Ortopedická klinika IPVZ a 1. LF UK, Praha.

Published: January 2005

In December 1997 a 48 year-old man was treated by resection of the bilateral paraarticular ankylosing ossifications that developed after 6 weeks of unconsciousness after necrotic pancreatitis. The ossifications on the posterior part of the hip joint involved a highly separated sciatic nerve. There was a bilateral osseous ankylosis of the hip joint and total denervation of sciatic nerve. In April 1999 the ossifications on the right side were removed. The splitted sciatic nerve was in two osseous channels. The head of the femur was vital and immediately following the operation, flexion of the hip joint was possible to 90 degrees. The same procedure was performed on the left hip joint in October 1999. In April 2000, a re-occurance of the paraarticular ossification on the ventral part of the right hip joint was removed from an ilioinquinal approach. In June 2002 the patient was able to stand and walk without crutches. ROM of the knee joints improved bilaterally to 120 degrees of flexion.
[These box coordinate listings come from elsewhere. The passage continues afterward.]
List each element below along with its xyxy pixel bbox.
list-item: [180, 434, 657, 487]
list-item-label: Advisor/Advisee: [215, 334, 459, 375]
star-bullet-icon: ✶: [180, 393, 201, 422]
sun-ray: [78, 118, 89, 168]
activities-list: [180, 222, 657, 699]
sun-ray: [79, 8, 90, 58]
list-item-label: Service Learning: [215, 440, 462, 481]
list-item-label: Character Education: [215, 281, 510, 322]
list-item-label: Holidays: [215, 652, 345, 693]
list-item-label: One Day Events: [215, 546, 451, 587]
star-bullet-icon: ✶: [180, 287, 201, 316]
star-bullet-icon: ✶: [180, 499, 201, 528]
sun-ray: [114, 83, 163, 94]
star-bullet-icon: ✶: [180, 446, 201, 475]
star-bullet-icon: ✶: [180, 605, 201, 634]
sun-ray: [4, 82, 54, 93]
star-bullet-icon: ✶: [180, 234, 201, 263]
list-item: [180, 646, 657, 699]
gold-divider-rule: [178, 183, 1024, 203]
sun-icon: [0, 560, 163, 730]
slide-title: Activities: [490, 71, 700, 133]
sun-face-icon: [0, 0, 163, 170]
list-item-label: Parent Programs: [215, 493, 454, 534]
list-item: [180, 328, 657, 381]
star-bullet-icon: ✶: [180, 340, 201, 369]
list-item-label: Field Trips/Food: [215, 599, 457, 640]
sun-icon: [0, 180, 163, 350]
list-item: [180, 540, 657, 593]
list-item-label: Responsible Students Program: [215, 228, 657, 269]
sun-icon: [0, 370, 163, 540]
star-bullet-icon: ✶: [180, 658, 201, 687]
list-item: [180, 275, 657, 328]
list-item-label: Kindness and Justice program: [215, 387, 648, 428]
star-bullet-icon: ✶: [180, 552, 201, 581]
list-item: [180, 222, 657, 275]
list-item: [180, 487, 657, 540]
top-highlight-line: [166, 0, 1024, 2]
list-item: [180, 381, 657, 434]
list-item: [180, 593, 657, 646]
The flexion of the right hip joint is 70 degrees and in the left hip is 80 degrees. 3 years after decompression of both sciatic nerves involved in heterotopic bone established significant reinervation. The motor function of the proximal femoral muscles and the function of the tibial nerve was renewed. Complete motor denervation syndrom persists in common peroneal nerve. Sensitive inervation was renewed as in n. tibialis as in common peroneal nerve except acral parts of the foot a toes. Concerning function of the sciatic nerves, the overall results can be assessed as partially succesfull because of partial denervation syndrome of sciatic nerves. In definite clinical improvement the recovery of the neurologic status is very important besides the mechanical improvement of range of motion of the hip joint.